All were trying to run away while they were being beaten, but in a remote forest location in the dark night, they struggled to find the way out. Abu told me that they lost their bags when they were trying to escape. When the police finished beating all of them and they could hear them driving away from the point of their deportation, all started searching for each other and for their bags. Mahmoud told me that later, when they were walking from the place where they got deported, they found many broken phones and cut chargers on the way from the previous deportations of other people in the same place. Abu also said to me that that they could hear scream of other people from far away who were also being deported and attacked by the police in the same night:

“When we found each other, they [police] brought other persons to the same point and we could hear their voices. We could hear screaming like a hell. We were very afraid because we could hear lots of crying from far away. The kids were very afraid. We could hear lots of crying noises” (Mahmoud).

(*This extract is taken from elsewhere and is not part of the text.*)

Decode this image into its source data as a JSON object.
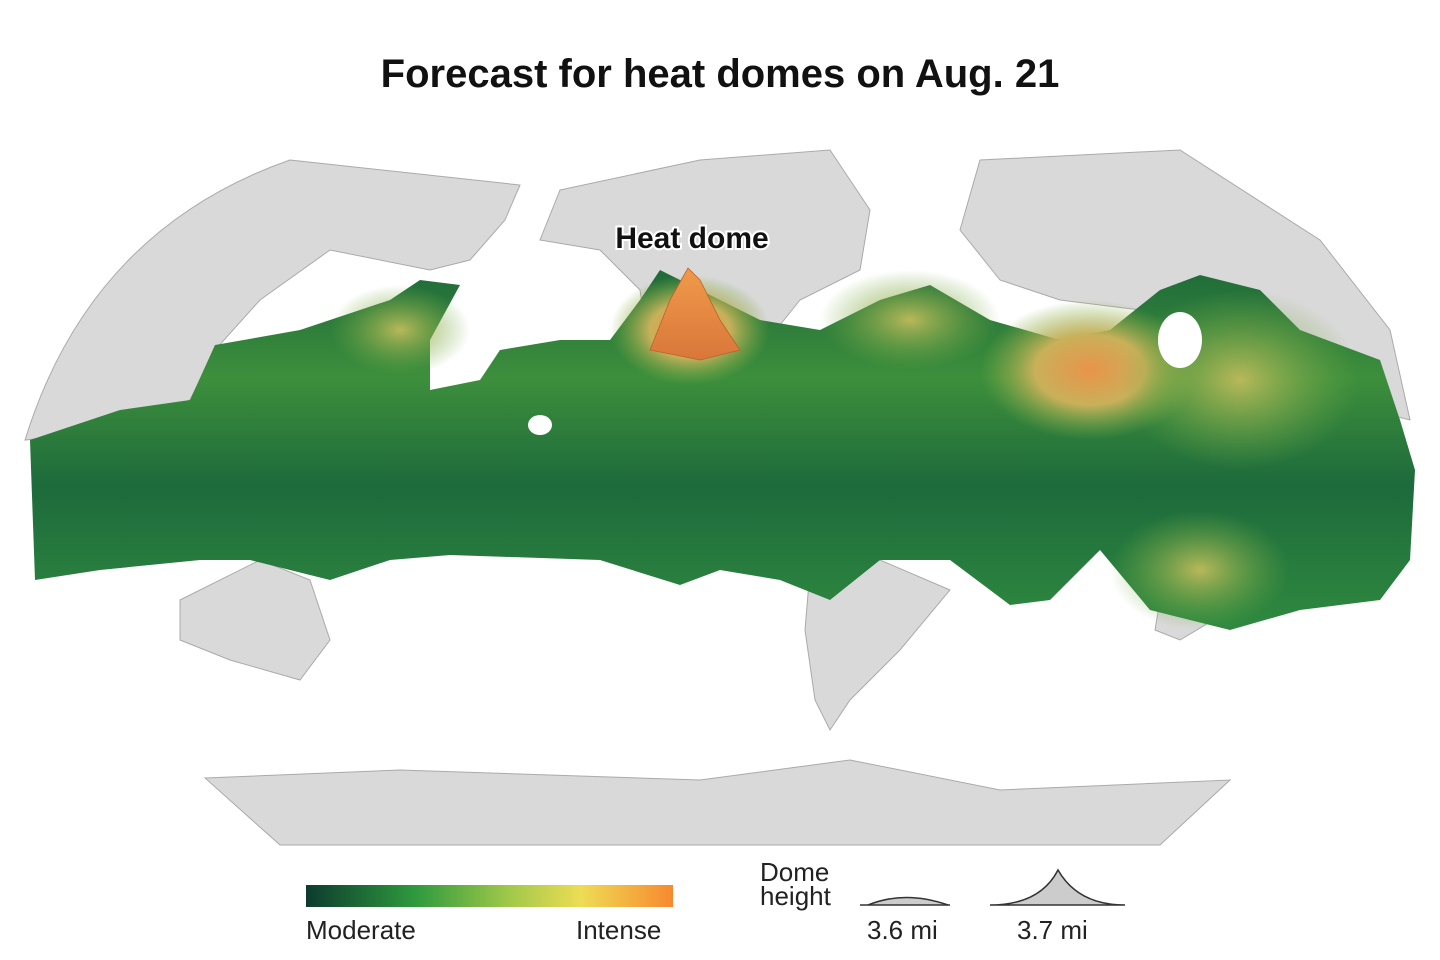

Abu remembered the registration number of the police car in which they were deported to the Bosnian border: HR (CROATIAN FLAG) ZG 156. The men described the police officers in the following way: “There was one big, 1,95 meters or something. One fat guy, he could be forty years old, he was the boss. There was also a young female police officer.”


Khalil, a 64-years old man, has broken finger caused by the attack, push and kicks, by the police officers. Others have scratches and bruises around their body (back, arms, legs) caused by the physical attack by kicks and batons (viz. photos of injuries below). Saad keeps vomiting blood and currently waiting for a medical investigation in a hospital whether he has an internal injury caused by the kicks into his body.